This movie builds well, and then blows it all in the last twenty minutes. Albert Brooks plays one of those little-known guys, a talent scout for major league baseball. He goes to high school and college games with the dream of finding the next Mickey Mantle. A promising young man he recruits totally blows it, can’t bring himself to pitch in Yankee Stadium, and Brooks is exiled to Mexico, watching games in tiny towns where goats graze in the outfield. Then he finds a guy with a 109 mph fastball, who can also hit the pill 600 feet. Since he’s been fired, he now owns this guy all to himself, and soon he’s got him a $55 million/year contract. But this guy’s got troubles, too …

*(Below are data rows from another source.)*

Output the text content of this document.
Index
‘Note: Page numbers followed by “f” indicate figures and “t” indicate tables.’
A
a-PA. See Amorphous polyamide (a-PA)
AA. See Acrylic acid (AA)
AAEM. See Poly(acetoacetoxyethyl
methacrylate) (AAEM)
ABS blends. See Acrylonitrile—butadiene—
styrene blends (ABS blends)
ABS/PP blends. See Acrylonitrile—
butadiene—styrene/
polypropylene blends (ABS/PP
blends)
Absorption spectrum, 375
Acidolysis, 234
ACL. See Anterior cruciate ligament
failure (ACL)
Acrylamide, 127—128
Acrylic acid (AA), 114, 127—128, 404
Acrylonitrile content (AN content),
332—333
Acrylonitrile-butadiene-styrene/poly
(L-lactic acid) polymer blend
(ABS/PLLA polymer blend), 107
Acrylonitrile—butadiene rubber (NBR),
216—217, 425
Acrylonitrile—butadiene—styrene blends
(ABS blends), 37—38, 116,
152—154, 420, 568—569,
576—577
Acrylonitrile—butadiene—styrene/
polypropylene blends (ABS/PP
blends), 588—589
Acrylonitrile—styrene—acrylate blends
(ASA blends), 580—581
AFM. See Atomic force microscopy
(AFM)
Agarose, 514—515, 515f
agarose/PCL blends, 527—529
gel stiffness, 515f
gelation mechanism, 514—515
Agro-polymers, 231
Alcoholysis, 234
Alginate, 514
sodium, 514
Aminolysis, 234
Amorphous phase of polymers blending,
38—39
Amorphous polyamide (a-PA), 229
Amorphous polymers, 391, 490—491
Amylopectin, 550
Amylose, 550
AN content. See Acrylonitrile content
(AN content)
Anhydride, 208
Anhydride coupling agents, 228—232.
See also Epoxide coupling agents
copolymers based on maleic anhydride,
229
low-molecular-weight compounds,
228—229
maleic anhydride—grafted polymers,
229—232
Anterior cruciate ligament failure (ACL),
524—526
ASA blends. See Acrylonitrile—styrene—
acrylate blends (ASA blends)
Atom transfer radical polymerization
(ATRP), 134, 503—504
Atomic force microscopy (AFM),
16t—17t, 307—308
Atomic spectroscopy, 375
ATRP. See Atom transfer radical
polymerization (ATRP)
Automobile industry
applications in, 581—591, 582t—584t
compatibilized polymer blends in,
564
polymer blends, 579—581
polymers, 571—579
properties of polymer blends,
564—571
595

All that’s a lot of fun. Albert Brooks is the King of Bullshit, and watching him try to weasel himself out of bad situations is a delight. But then he has to take his star to a shrink to certify he’s not crazy, and it all starts to fall apart. The kid has been abused by his father. Suddenly he doesn’t want to play ball. It all climaxes in stupid scenes atop Yankee Stadium, and what disbelief we have been able to suspend comes crashing down. I mean, maybe it’s funny, at first, that this guy throws so hard he knocks the catcher over every time … but not really. Not over and over. Not when he knocks over the catcher and the umpire, too. Talk about overkill. Not only does he have to be good, not only does this dumb story require him to pitch a perfect game his first time out, he has to pitch an immaculate game: 81 pitches, 27 outs, no balls, no pop-ups, no nothing, something that has never been done in the history of baseball, not even stickball, not even sandlot ball, and never will be done. This isn’t funny, it isn’t inspiring, it isn’t anything but rampant stupidity on the part of the studio execs who forced Brooks and the director, Michael Ritchie, to film this dreck.
As if that weren’t bad enough, we have to endure the sight of George Steinbrenner, the man who has done more to harm baseball than anyone since Abner Doubleday didn’t invent the game, playing himself. He should only choke on a baseball suppository.